How is $(\mathbb{S}^2,\pi)$ a covering of $\mathbb{RP}^2$?

Question

My lecture notes state that a basic example of covering space is $(\mathbb{S}^n,\pi)$ where $\pi$ is the projection $\pi(p) = [p]$ to $\mathbb{RP}^n$ the projective space considered as the sphere with opposite points identified.

Next, I wonder what is the intuition behind this result. How does one visualize this covering? Let me explain myself: in the case of $\mathbb{R}$ and $\mathbb{S}^1$ it is easy to see that each loop of the fundamental group can be unrolled into a segment $[k,k+n]$. Is there a similar view in this case?

Answer 1

Response to first thing: No, it is the quotient map $$\pi: S^n \to S^n/\sim (i.e., \mathbb{R}P^n)$$ $$x \mapsto [x].$$ Response to second thing: I don't see how your example is an "intuition for being a covering map". But the fact analogous to your example is that every loop in the fundamental group of $\mathbb{R}P^n$ can be corresponded to half a great circle connecting two antipodal points and its concatenations.

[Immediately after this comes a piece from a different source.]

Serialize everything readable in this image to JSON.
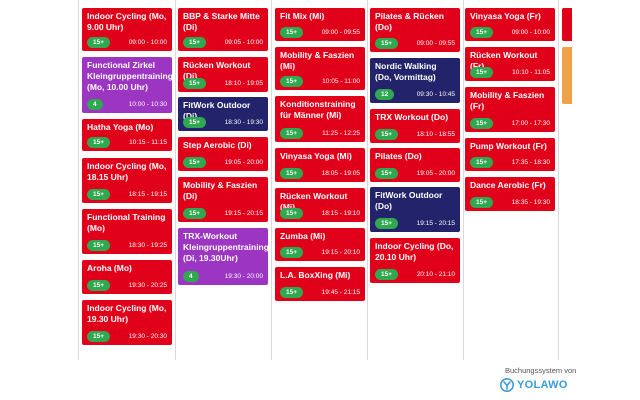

However, I'd rather say that "the intuition" for being a covering map coincides with its proof: it is due to the fact that it is a quotient of a properly discontinuous action of a discrete group (namely, $\mathbb{Z}/2\mathbb{Z})$.

Answer 2

$\mathbb{R}P^2$ is the quotient of $S^2$ endowed with the equivalent relation $xRy$ if and only if $x=y$, or$ x=-y$. So it is this quotient map. It is a cover since the restriction of the canonical projection $\pi:S^n\rightarrow \mathbb{R}^n$ to an open hemisphere is a diffeomorphism onto its image. It like so you can visualize this covering, since $x$ and $-x$ are in two different open hemispheres, so $\pi$ is a double covering map.